Pertanyaan Ibu sontak membuyarkan lamunanku. Angan-anganku.
“Eeehhmmm... Sudah Bu, aku sudah memutuskan untuk berkuliah di...”
“Waaahhh, belum sempat aku melanjutkan kata-kataku, Ibu lebih dahulu memotong, pasti universitas pilihan anak Ibu universitas dengan jurusan kedokteran yang terbaik di kota ini ya?”
“Tenang saja sayang, Ayah dan Ibu sudah mempersiapkan semuanya. Ayah senang sekali kamu bisa mengikuti jejak ayah dan Ibu. Ayah yakin kamu bisa jadi dokter yang hebat nantinya,” Ayah melanjutkan kalimat Ibu.

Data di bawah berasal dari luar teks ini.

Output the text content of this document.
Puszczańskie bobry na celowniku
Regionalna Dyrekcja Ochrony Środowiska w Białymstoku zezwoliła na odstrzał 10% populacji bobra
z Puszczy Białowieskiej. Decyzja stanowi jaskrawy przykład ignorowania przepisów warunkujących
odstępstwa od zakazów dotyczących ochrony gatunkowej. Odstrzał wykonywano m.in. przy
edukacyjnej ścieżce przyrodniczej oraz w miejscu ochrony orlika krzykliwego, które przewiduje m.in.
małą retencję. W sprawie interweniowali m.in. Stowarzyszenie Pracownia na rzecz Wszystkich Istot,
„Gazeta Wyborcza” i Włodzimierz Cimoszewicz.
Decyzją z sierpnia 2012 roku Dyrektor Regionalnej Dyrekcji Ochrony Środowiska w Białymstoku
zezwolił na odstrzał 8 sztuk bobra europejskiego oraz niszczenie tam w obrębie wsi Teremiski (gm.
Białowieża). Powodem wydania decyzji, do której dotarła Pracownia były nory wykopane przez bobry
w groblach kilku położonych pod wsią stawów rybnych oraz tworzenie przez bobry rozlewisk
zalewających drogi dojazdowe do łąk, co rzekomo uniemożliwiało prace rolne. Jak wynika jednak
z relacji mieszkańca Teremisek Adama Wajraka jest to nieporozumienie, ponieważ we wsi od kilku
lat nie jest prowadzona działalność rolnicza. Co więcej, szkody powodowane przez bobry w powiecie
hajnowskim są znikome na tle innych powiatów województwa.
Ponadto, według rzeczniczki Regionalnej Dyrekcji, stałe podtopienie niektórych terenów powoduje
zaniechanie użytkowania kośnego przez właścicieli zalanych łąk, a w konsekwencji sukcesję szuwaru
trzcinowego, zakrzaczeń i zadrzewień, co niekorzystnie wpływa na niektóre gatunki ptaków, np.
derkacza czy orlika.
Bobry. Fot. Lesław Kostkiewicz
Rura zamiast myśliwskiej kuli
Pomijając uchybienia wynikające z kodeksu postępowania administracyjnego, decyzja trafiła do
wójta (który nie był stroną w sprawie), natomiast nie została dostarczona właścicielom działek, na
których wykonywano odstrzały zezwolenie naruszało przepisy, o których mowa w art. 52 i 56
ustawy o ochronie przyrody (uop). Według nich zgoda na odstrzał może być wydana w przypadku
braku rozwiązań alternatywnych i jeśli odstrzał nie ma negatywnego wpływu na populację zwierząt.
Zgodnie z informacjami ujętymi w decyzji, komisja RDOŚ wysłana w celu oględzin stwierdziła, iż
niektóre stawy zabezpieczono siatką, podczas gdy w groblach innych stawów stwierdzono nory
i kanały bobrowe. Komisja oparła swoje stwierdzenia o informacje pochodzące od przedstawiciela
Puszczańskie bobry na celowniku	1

Aku hanya tertunduk lesu, terdiam bisu. Sejenak merenung. Lalu lama murung. Dan semakin lama pikiran ini merelung. Tak ada sepatah kata pun keluar dari mulutku, bahkan sampai jejak kaki Ayah dan Ibu hilang dari pandanganku.
Ternyata drama ini belum berakhir. Bahkan aku baru saja memulainya. Lagi.
Kalau saja aku menjelaskan lebih dulu apa yang kumau. Kalau saja aku punya keberanian untuk mengatakan semua itu. Kalau saja Ibu tidak memotong kata-kataku. Kalau saja mereka mau... Kalau saja..... Belum selesai aku berpikir, tiba-tiba aku sadar dan bertanya dalam hati, ‘apa yang dipotong?’ Sesungguhnya ibu tidak pernah memotong kalimat itu. Aku memang tidak pernah mengatakan apapun pada ayah dan ibu. Bukan sekali ini mereka menanyakan pertanyaan yang sama. Tapi jawabanku juga selalu sama, “Aku akan berkuliah di...” Tidak pernah selesai terjawab sempurna. Karena memang kalimat itu selalu berhenti sampai di situ. Karena memang aku tidak pernah melanjutkannnya. Karena memang aku selalu diam sebelum kalimat itu benar-benar selesai.
Sesaat keyakinanku begitu kuat memuncak. Tapi perlahan luntur oleh pertanyaan-pertanyaan mendesak. Aku tak punya keberanian mendengar tanggapan apa yang akan orangtuaku beri. Aku tak lebih dari seorang pecundang bagi diriku sendiri.
Hidup memang selalu dihadapkan dengan pilihan. Bagaimana bila aku tak pernah memilih untuk mendapatkan apa yang kuinginkan? Akankah ada lagi kesempatan? Atau selamanya menjadi angan?